Be very careful with him, she thinks.
She sneaks a glance at the girls. They are fast asleep.
She sees who the other man is before he removes his hood and goggles. It doesn’t matter what he’s wearing, she would recognize him anywhere. Thomas Söderberg. The way he moves. Dominates the room. It’s almost as if they had rehearsed. Curt Bäckström and Vesa Larsson take up positions on either side of the door to the pigsty.
Vesa Larsson looks past her. Or maybe straight through her. He has the same look as the parents of small children in the supermarket. The muscles beneath the skin of the face have given up. They can’t hide the tiredness anymore. The dead expression.

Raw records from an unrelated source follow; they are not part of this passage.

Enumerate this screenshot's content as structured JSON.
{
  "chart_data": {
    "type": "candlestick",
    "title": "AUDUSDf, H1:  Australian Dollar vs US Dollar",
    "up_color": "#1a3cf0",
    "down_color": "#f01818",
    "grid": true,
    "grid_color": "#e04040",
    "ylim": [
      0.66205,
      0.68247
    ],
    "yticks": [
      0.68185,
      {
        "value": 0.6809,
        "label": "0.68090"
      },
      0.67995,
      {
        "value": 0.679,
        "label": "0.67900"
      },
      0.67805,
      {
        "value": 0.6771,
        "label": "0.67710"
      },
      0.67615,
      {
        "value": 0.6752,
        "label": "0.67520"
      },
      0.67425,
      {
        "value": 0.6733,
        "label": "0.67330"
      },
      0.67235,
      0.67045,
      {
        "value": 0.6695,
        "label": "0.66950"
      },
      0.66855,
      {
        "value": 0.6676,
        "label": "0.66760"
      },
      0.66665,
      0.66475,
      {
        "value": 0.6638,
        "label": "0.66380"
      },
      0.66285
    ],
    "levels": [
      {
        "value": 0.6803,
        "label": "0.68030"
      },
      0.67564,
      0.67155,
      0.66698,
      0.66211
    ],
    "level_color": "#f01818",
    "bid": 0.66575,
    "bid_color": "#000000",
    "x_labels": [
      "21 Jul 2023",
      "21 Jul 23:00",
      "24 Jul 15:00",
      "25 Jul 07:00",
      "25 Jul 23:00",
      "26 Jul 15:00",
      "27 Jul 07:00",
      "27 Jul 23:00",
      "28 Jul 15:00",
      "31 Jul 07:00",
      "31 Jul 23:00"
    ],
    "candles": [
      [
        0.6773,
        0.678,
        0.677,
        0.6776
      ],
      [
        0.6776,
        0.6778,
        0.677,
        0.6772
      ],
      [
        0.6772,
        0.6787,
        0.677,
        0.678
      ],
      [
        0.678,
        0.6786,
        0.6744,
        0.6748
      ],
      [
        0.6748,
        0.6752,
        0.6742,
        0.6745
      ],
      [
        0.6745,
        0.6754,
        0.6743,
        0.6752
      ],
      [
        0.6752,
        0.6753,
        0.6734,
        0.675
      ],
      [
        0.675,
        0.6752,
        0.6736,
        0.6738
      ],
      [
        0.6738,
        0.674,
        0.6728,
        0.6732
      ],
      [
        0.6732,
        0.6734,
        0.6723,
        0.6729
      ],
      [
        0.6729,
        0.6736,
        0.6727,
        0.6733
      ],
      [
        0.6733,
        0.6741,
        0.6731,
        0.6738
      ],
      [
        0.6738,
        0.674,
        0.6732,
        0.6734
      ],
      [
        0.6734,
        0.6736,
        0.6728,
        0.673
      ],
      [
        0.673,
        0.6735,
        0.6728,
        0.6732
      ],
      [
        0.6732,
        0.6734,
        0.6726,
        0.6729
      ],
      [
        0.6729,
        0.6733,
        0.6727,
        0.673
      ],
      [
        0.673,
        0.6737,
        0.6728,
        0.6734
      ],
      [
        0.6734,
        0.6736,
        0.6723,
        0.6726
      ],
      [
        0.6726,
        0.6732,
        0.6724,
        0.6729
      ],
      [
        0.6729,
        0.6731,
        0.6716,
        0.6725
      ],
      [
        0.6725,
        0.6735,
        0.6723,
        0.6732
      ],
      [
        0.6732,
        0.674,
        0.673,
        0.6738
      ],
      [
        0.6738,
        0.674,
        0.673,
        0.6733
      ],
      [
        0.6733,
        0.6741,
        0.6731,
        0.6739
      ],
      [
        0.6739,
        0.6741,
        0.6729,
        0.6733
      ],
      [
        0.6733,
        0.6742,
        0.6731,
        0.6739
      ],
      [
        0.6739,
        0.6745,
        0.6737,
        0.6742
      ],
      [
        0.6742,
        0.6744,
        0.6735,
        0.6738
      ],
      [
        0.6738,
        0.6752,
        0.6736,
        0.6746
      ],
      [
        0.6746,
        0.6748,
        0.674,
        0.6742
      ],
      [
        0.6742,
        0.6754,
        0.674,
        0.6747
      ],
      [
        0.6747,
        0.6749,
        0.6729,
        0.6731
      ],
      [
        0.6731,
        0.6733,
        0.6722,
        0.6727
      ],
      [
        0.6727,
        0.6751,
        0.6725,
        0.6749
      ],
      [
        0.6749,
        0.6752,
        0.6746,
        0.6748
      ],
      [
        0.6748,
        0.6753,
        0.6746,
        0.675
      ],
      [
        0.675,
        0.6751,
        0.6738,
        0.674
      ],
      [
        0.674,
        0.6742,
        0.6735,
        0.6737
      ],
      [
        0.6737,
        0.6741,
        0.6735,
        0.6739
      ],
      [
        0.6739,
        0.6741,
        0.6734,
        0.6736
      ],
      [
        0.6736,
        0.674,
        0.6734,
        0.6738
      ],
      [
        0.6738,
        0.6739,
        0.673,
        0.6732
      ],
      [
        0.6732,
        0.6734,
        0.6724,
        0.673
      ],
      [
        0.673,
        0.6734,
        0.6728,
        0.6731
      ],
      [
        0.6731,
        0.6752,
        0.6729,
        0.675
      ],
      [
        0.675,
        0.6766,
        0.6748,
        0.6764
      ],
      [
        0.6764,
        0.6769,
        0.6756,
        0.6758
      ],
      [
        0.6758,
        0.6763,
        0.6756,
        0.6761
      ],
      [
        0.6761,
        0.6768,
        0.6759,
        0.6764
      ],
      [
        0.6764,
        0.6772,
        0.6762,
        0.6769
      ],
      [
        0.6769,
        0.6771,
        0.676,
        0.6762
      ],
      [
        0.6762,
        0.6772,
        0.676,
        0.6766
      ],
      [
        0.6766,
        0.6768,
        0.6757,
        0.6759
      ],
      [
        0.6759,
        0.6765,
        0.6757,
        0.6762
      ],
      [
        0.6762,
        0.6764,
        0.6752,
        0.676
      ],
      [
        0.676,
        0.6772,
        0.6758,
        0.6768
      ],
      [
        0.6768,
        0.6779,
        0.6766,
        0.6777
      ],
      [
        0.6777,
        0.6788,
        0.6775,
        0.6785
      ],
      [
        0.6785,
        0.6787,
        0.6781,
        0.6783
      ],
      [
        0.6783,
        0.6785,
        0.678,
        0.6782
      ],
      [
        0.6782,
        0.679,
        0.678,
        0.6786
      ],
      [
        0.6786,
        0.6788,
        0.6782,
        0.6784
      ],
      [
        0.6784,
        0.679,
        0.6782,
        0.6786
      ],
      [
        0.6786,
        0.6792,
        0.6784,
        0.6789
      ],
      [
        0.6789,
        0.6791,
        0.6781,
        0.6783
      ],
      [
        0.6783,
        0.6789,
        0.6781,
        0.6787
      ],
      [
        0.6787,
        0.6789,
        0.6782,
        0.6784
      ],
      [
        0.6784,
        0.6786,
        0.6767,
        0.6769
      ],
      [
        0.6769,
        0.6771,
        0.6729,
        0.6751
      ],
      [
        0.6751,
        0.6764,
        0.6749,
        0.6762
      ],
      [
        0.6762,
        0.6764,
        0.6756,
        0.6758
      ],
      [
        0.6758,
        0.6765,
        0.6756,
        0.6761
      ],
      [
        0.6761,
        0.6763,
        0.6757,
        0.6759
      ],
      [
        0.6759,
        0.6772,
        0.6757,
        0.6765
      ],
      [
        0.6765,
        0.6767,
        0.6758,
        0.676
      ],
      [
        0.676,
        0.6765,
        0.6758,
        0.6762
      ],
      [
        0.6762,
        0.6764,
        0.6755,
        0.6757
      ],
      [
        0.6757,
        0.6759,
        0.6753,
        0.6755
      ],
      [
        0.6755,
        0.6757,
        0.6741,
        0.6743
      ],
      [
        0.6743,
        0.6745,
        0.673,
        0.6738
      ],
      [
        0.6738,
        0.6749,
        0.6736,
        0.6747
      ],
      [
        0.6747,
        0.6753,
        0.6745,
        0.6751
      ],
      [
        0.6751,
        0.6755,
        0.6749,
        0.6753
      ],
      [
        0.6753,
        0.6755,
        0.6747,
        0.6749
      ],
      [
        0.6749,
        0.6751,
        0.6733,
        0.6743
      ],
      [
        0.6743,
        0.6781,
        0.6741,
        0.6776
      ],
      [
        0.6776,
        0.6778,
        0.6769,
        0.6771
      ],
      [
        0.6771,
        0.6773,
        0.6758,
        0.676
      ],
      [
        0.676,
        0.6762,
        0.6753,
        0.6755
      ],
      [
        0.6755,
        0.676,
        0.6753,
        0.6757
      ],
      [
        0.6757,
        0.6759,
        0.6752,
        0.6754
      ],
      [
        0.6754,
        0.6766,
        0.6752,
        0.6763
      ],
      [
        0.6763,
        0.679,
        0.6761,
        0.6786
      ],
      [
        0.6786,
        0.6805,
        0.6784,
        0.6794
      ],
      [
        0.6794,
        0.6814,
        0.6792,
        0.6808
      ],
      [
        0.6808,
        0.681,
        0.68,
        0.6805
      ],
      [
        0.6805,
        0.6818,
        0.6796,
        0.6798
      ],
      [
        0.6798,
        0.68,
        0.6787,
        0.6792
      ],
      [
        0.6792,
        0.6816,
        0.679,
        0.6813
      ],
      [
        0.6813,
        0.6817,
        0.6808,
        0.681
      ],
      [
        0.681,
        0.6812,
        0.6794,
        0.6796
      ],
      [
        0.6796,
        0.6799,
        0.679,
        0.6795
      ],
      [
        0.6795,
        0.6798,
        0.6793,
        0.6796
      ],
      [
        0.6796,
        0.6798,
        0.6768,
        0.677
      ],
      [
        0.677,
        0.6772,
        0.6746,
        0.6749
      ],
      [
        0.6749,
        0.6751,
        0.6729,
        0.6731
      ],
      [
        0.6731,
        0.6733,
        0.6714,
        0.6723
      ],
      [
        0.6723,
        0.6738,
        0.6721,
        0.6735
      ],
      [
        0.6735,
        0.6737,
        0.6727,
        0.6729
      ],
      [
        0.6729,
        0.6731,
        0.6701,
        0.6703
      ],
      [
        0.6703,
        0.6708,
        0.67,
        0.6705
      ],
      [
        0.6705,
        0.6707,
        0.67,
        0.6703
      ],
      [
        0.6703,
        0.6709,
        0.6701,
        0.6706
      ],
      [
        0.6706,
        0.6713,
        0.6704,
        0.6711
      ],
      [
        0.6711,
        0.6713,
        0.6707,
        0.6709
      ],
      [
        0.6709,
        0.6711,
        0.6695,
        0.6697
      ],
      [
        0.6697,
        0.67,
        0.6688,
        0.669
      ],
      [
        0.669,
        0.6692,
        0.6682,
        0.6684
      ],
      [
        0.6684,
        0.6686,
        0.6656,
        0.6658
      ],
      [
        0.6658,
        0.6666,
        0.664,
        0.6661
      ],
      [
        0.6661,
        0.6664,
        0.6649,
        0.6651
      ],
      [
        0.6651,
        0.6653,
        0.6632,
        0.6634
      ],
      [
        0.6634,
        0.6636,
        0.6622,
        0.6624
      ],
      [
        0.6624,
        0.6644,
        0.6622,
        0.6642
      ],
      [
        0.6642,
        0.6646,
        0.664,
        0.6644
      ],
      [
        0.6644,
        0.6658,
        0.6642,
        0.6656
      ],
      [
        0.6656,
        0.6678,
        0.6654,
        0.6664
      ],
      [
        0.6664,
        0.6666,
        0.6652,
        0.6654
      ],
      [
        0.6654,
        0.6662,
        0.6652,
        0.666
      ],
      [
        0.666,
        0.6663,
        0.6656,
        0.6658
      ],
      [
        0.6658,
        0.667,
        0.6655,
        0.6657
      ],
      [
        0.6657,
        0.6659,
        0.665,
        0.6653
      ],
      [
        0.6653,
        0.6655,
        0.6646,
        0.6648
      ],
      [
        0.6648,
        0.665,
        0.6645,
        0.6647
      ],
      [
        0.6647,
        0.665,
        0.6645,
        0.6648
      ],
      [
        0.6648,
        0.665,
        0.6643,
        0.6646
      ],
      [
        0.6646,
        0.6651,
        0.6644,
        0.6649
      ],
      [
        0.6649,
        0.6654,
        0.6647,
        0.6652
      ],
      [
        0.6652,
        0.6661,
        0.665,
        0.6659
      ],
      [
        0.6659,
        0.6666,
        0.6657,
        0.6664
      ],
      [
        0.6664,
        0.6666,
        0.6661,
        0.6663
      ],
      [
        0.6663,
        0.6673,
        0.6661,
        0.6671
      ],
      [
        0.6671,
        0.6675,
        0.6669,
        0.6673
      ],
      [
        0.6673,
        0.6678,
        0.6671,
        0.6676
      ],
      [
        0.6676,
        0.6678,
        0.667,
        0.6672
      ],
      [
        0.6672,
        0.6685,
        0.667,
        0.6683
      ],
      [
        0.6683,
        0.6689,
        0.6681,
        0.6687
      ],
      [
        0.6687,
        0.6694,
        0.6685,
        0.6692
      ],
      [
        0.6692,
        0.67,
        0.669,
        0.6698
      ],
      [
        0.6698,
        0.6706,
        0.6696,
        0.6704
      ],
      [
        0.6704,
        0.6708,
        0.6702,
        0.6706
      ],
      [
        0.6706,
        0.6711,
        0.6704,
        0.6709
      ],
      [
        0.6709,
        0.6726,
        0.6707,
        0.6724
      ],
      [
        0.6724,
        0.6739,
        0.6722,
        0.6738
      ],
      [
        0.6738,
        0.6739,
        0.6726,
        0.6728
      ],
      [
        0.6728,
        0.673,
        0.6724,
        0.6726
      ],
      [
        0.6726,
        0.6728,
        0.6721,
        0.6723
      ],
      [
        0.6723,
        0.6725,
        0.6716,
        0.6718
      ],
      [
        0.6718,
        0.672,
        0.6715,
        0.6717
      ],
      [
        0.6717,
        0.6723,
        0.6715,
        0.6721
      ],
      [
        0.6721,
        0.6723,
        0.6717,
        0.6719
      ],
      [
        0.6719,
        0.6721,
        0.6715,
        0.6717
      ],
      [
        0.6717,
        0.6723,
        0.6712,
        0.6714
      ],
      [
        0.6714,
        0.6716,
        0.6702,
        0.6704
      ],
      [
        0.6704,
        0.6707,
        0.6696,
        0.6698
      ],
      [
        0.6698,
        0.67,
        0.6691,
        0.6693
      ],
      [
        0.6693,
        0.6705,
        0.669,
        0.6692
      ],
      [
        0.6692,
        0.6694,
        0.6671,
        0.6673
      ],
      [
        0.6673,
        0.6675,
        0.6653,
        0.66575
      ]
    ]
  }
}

The parents haul their trolleys up and down the aisles like donkeys beaten to the limit of their endurance, deaf to their children’s crying or their agitated chatter.
Thomas Söderberg takes a step forward. At first he doesn’t look at her. With tense, watchful movements he unzips his leathers and takes out his glasses. They are new since she last saw him, but that’s a long time ago. He looks around the room like a commander in a science-fiction film, registers everything, the children, the axe in the corner and Rebecka, by the kitchen table. Then he relaxes. His shoulders drop. His movements become softer, like a lion padding over the savannah.
He turns to Rebecka.
“Do you remember that Easter when you invited Maja and me here?” he asks. “It feels like another lifetime. For a while I thought I wouldn’t be able to find it. In the dark and the storm.”
Rebecka looks at him. He takes off his hood and his gloves and pushes them into the pockets of his leathers. His hair has got thinner. The odd gray streak among the brown, otherwise he is just the same. As if time had stood still. Maybe he has put on a little weight, but it’s hard to tell.